1 DISCUSSÕES SOBRE ESTADO

2 A ADMINISTRAÇÃO EGÍPCIA: ENTRE CENTRALIDADE E DESCENTRAMENTO

2.3 TRANSFORMAÇÕES NA ADMINISTRAÇÃO CENTRAL AO LONGO DO REINO ANTIGO

Se formos pensar em características mais ou menos gerais que representem a situação da administração central nas duas últimas dinastias no Reino Antigo, é possível enxergar a predominância de um modelo tripartite: a monarquia seria o nó central de uma estrutura administrativa que se resumia na atuação de um grupo de departamentos administrativos e de altos funcionários comandados pelo vizir (tAyty (n) zAb tATy)230.

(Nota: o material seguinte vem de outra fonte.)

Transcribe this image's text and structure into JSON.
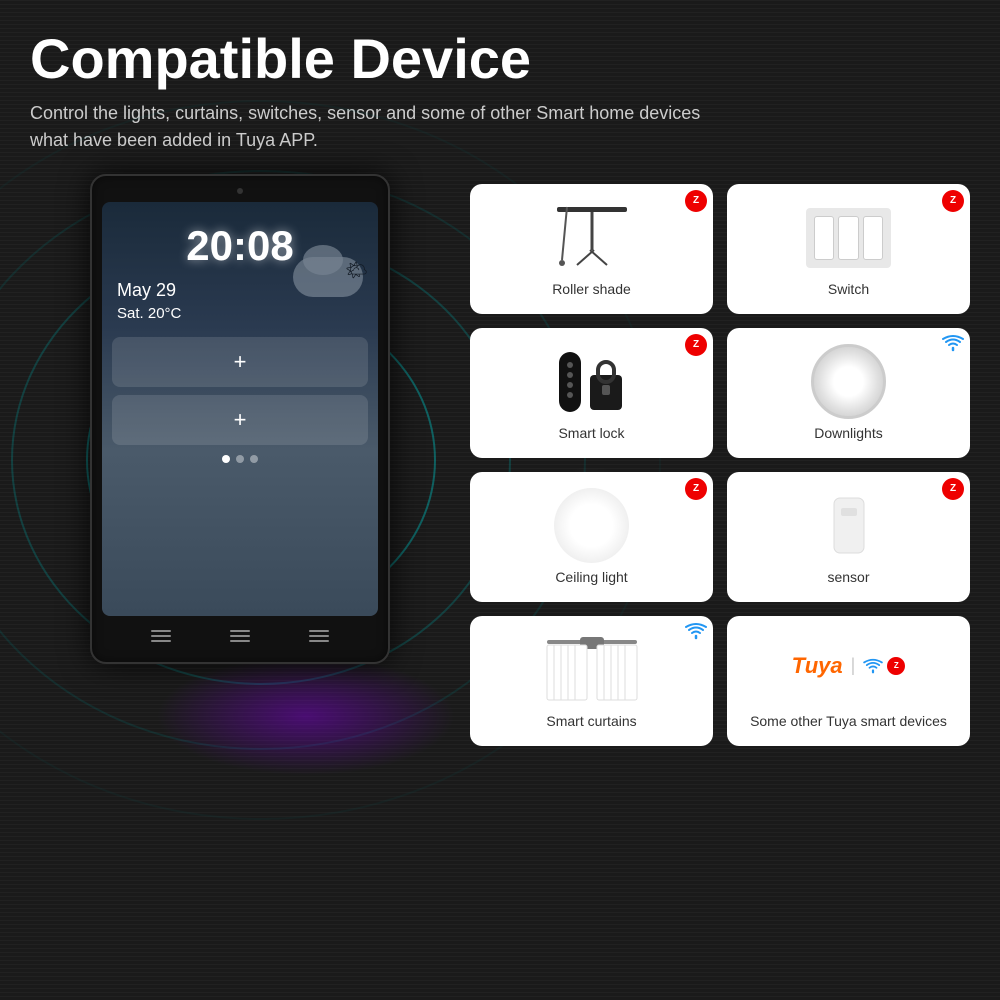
{
  "header": {
    "title": "Compatible Device",
    "subtitle": "Control the lights, curtains, switches, sensor and some of other Smart home devices what have been added in Tuya APP."
  },
  "screen": {
    "time": "20:08",
    "date": "May 29",
    "day_temp": "Sat.       20°C",
    "dots": [
      true,
      false,
      false
    ]
  },
  "devices": [
    {
      "id": "roller-shade",
      "label": "Roller shade",
      "badge": "zigbee",
      "badge_text": "Z"
    },
    {
      "id": "switch",
      "label": "Switch",
      "badge": "zigbee",
      "badge_text": "Z"
    },
    {
      "id": "smart-lock",
      "label": "Smart lock",
      "badge": "zigbee",
      "badge_text": "Z"
    },
    {
      "id": "downlights",
      "label": "Downlights",
      "badge": "wifi",
      "badge_text": "wifi"
    },
    {
      "id": "ceiling-light",
      "label": "Ceiling light",
      "badge": "zigbee",
      "badge_text": "Z"
    },
    {
      "id": "sensor",
      "label": "sensor",
      "badge": "zigbee",
      "badge_text": "Z"
    },
    {
      "id": "smart-curtains",
      "label": "Smart curtains",
      "badge": "wifi",
      "badge_text": "wifi"
    },
    {
      "id": "tuya-devices",
      "label": "Some other Tuya smart devices",
      "badge": "both",
      "tuya_logo": "Tuya",
      "divider": "|"
    }
  ],
  "buttons": [
    {
      "label": "≡"
    },
    {
      "label": "≡"
    },
    {
      "label": "≡"
    }
  ]
}
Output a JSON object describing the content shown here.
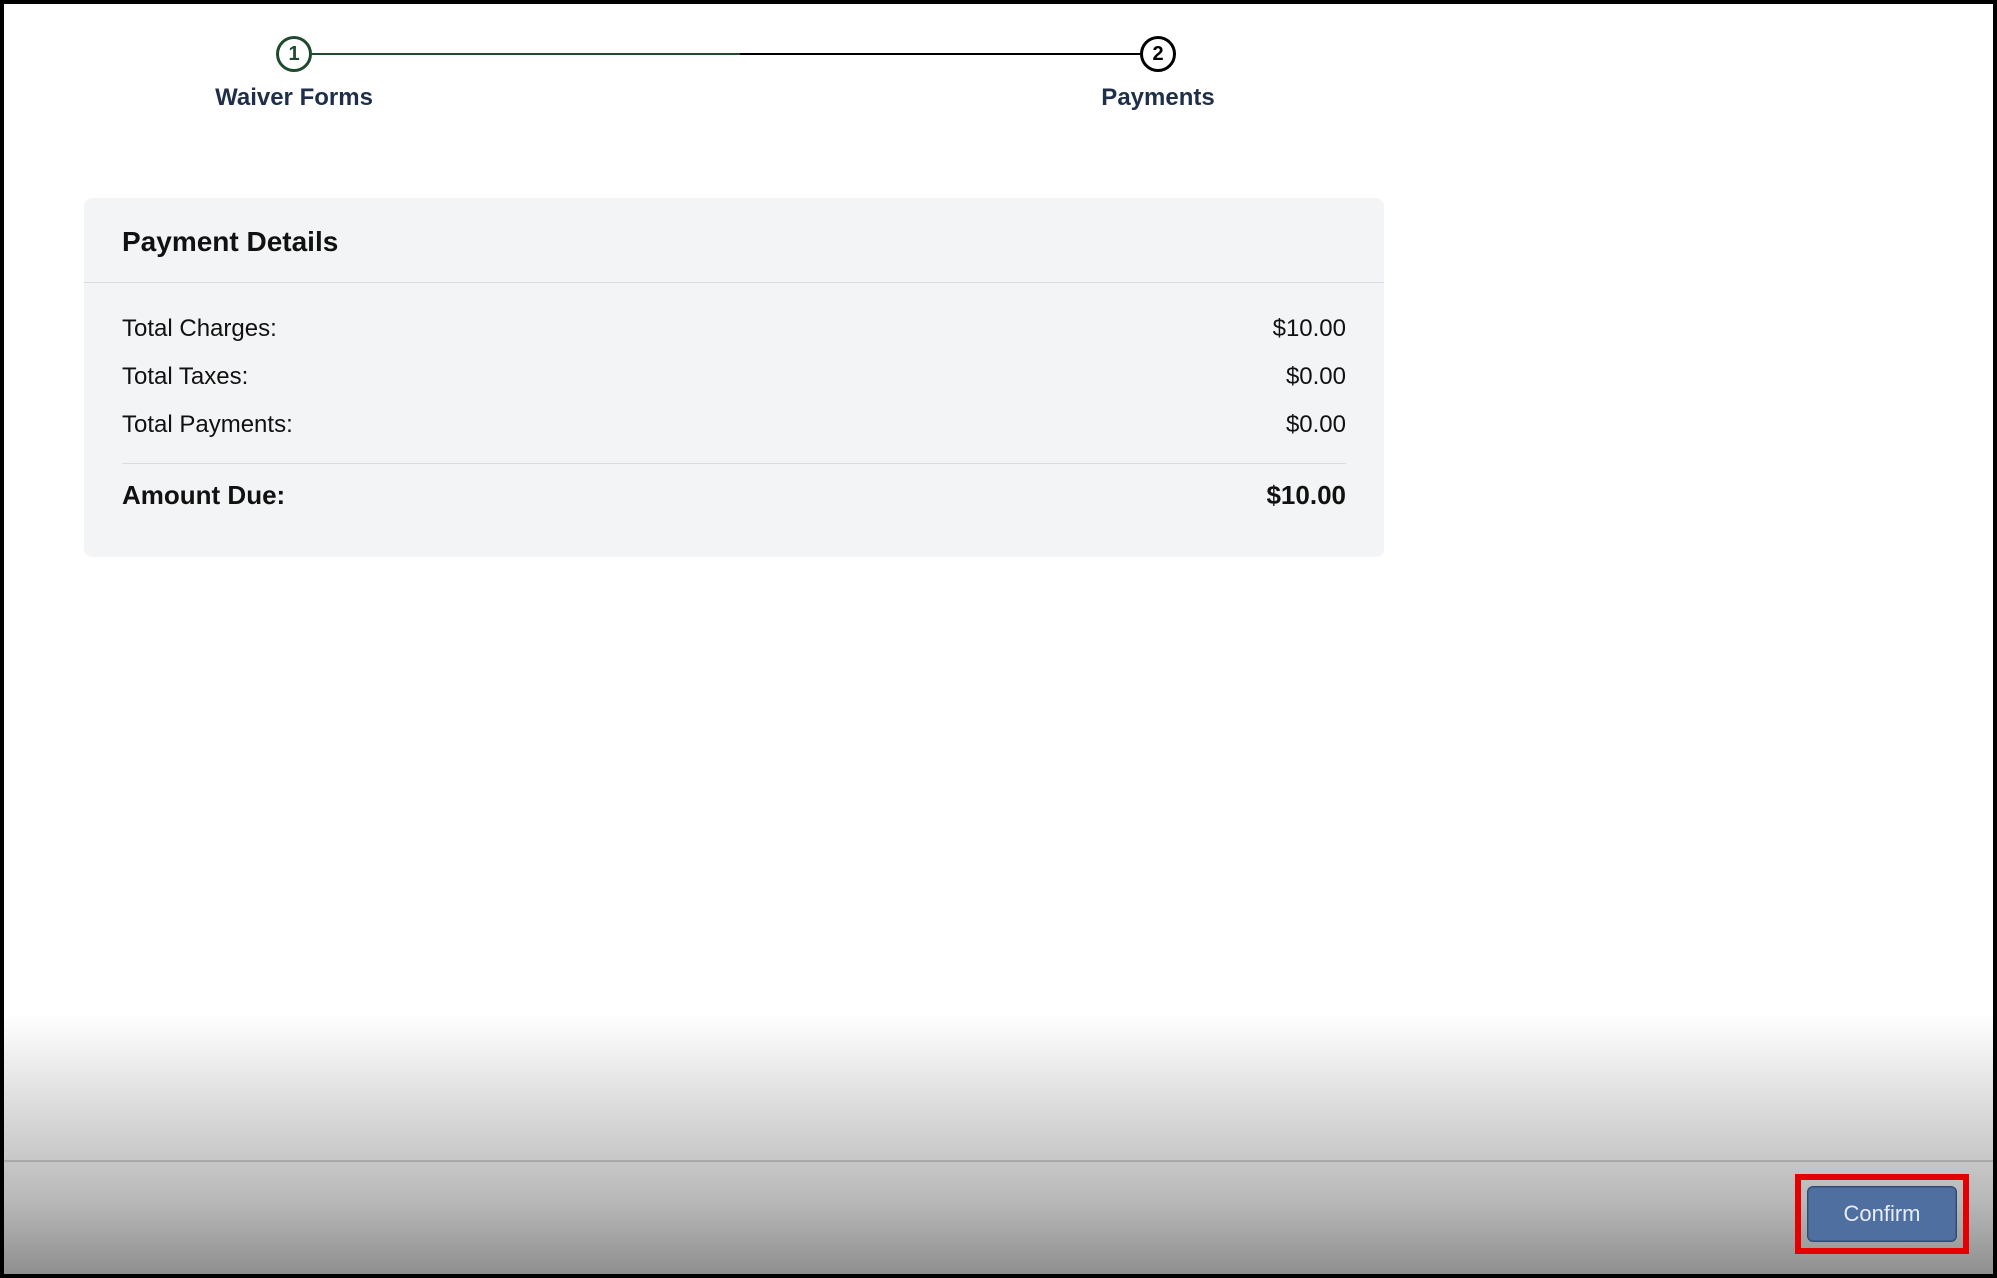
{
  "stepper": {
    "steps": [
      {
        "num": "1",
        "label": "Waiver Forms",
        "state": "done"
      },
      {
        "num": "2",
        "label": "Payments",
        "state": "current"
      }
    ]
  },
  "card": {
    "title": "Payment Details",
    "rows": [
      {
        "label": "Total Charges:",
        "value": "$10.00"
      },
      {
        "label": "Total Taxes:",
        "value": "$0.00"
      },
      {
        "label": "Total Payments:",
        "value": "$0.00"
      }
    ],
    "total": {
      "label": "Amount Due:",
      "value": "$10.00"
    }
  },
  "footer": {
    "confirm_label": "Confirm",
    "confirm_highlighted": true
  },
  "colors": {
    "step_done": "#1f4a2e",
    "step_pending": "#000000",
    "card_bg": "#f3f4f6",
    "button_bg": "#4f6fa0",
    "highlight_border": "#e40000"
  }
}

Ao longo de toda a história egípcia, o vizir sempre foi considerado como o segundo homem mais importante do Egito, atrás apenas do faraó. O cargo de vizir era o mais alto dentro da hierarquia administrativa egípcia e suas responsabilidades incluíam a supervisão de quase todas as atividades levadas a cabo pelo Estado egípcio. Assim como todas as funções relativas à administração estatal, nas primeiras dinastias o cargo de vizir era restrito a membros da família real – mais especificamente, aos príncipes, chamados de iri-pat. Gradativamente, esse cargo passa a ser ocupado por indivíduos de fora desse círculo e a associação do vizir ao título iri-pat cai em desuso.

As atribuições do vizir variam bastante e podem ser encontradas em um documento posterior ao Reino Antigo chamado de Instruções para o Vizir, datado do início do Reino Novo231. Dentre as funções mais importantes exercidas pelo vizir estão a de chefe do Celeiro, chefe do Tesouro, chefe das Oficinas do Palácio e chefe das cidades da pirâmide232, as quais controlavam importantes atividades produtivas.

Os vizires pertenciam ao Conselho Real, que agrupava anciãos influentes em torno do rei. Esse Conselho pode ser identificado de diversas formas, sendo Conselho do Grande Deus, Grande Conselho, Conselho do Rei, Conselho de Hórus !!!!!!!!!!!!!!!!!!!!!!!!!!!!!!!!!!!!!!!!!!!!!!!!!!!!!!!!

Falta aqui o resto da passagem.